2011年の新春を迎え、謹んで新年のご挨拶を申し上げます。
世界金融危機に続く世界同時不況の中からようやく抜け出して、景気回復への兆しを見せ始めた日本経済ですが、米国の景気減速から円高・ドル安に歯止めがかからず、デフレのさらなる長期化が懸念される一方、依然として続く雇用の悪化や内需の低迷など、国民の景気減速への警戒感は一段と高まっています。本年は、現政権が経済の再生と活発化に向けて策定した新成長戦略に対するきめ細かな取り組みを通して、持続的な安定した成長を実現してゆくことが期待されています。
こうした厳しい懸念要因を抱える中で、今、加速する技術革新や経済のボーダレス化に伴う競争の激化、さらに新興国の発展など、企業を取り巻く環境は急速な変化を続けています。包装分野においても地球環境を維持し、持続可能な社会を実現してゆくため、従来の枠組みを超えた連携やコンプライアンスの確保、さらに低炭素社会を支える各種技術の開発など、これからの新しい社会に向けた産業の構築が緊急の課題であるかと存じます。
協会はこうした情勢のもとに、昨秋、第23回東京国際包装展(東京パック2010)を開催しました。環境問題をはじめ、変化する社会に包装はどのように対応していくべきかを世界中が模索している折、内外から17万人を超える来場者を得て、盛況かつ成功裡に開催することができました。このイベントを通して、持続可能な循環型社会に貢献できる包装を実現してゆくことは、世界中の包装関係者の共通の課題であることがあらためて認識され、これからの包装を考える上での大きな指針となったことと思います。この成功が包装産業のさらなる活性化に貢献することを願ってやみません。
景気の先行きに対する見通しに不透明感が増す中、包装を取り巻く環境もますます厳しくなってゆくものと思われます。

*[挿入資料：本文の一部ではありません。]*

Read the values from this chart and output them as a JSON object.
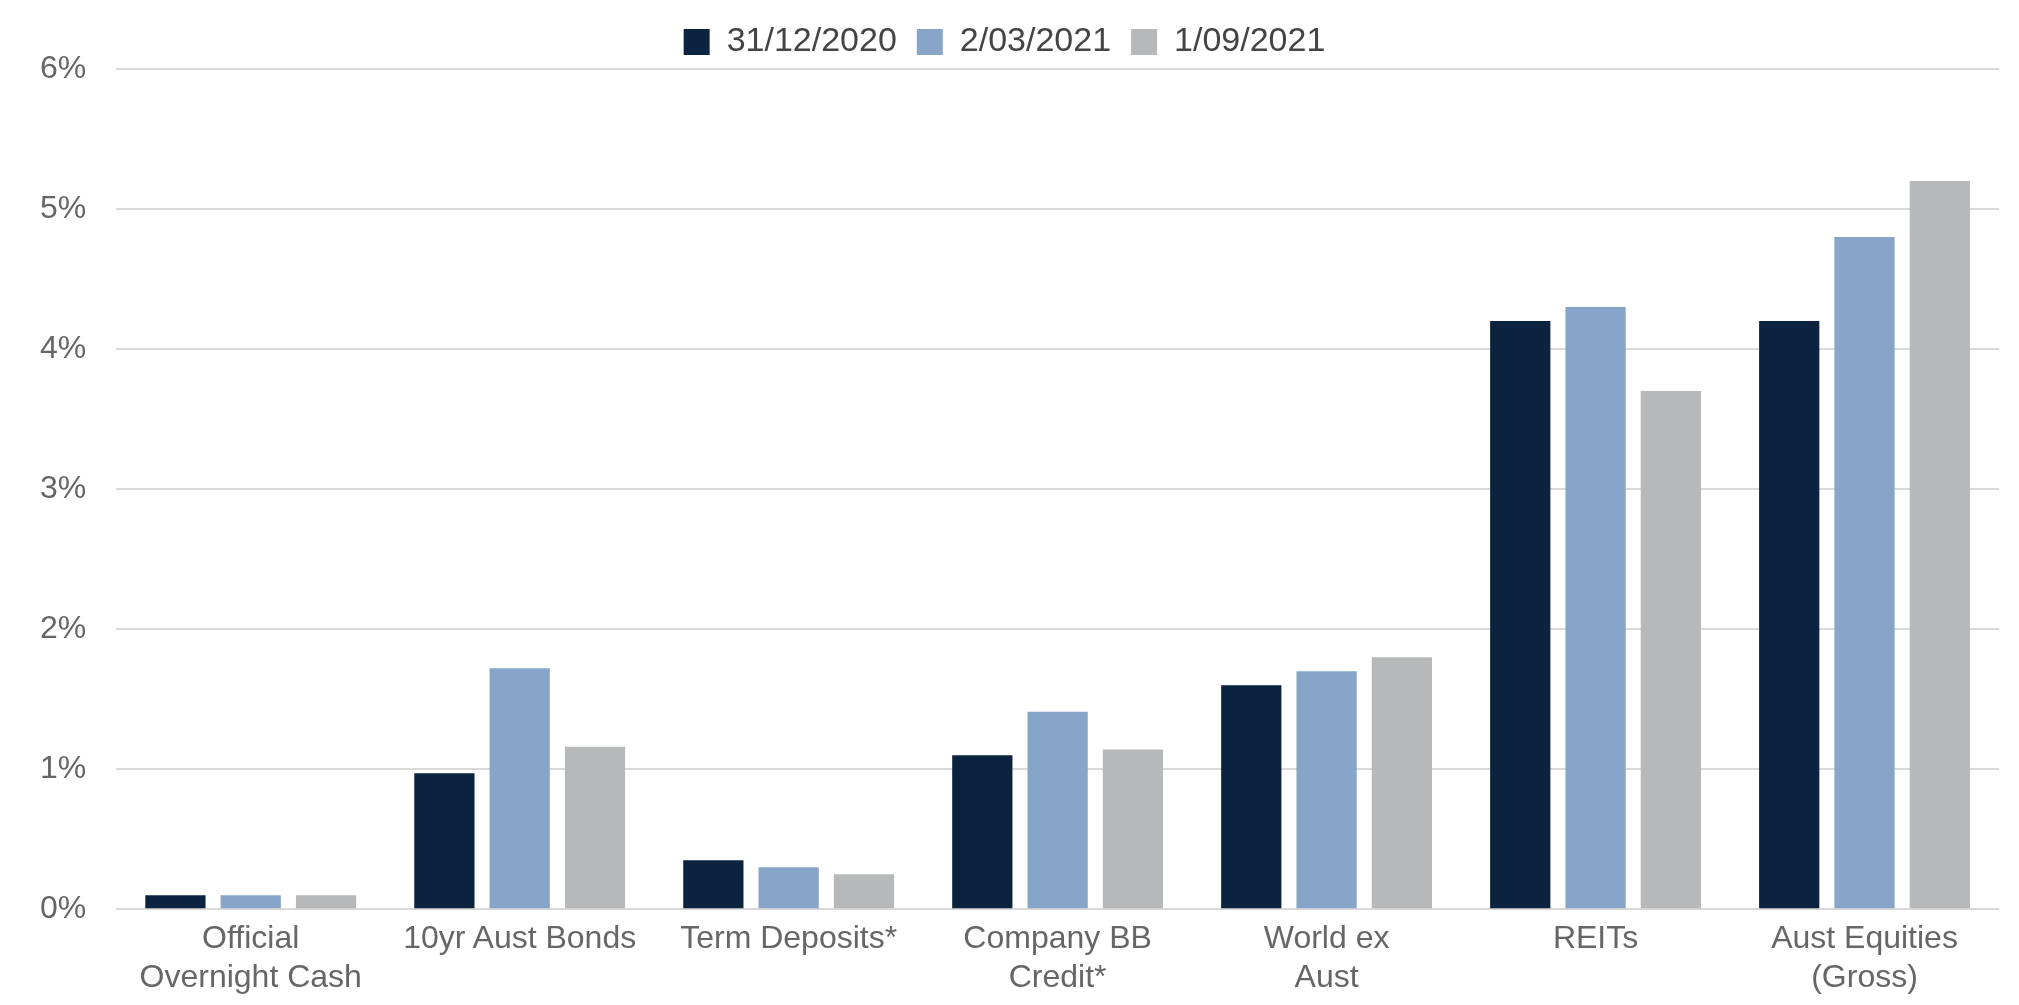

協会では、このような時こそ、協会の基本事業であります包装適正化の推進や次代を担う包装人材の育成事業などのさらなる充実と、社会のニーズに応える包装の開発や改善に向けた取り組み強化への啓発など、公益事業の推進と強化を通して包装産業の活性化と豊かな社会の構築を目指して邁進していきたいと存じます。
本年もまた、会員の皆様方をはじめ、関係各位のますますのご支援とご鞭撻を賜わりますようお願い申し上げます。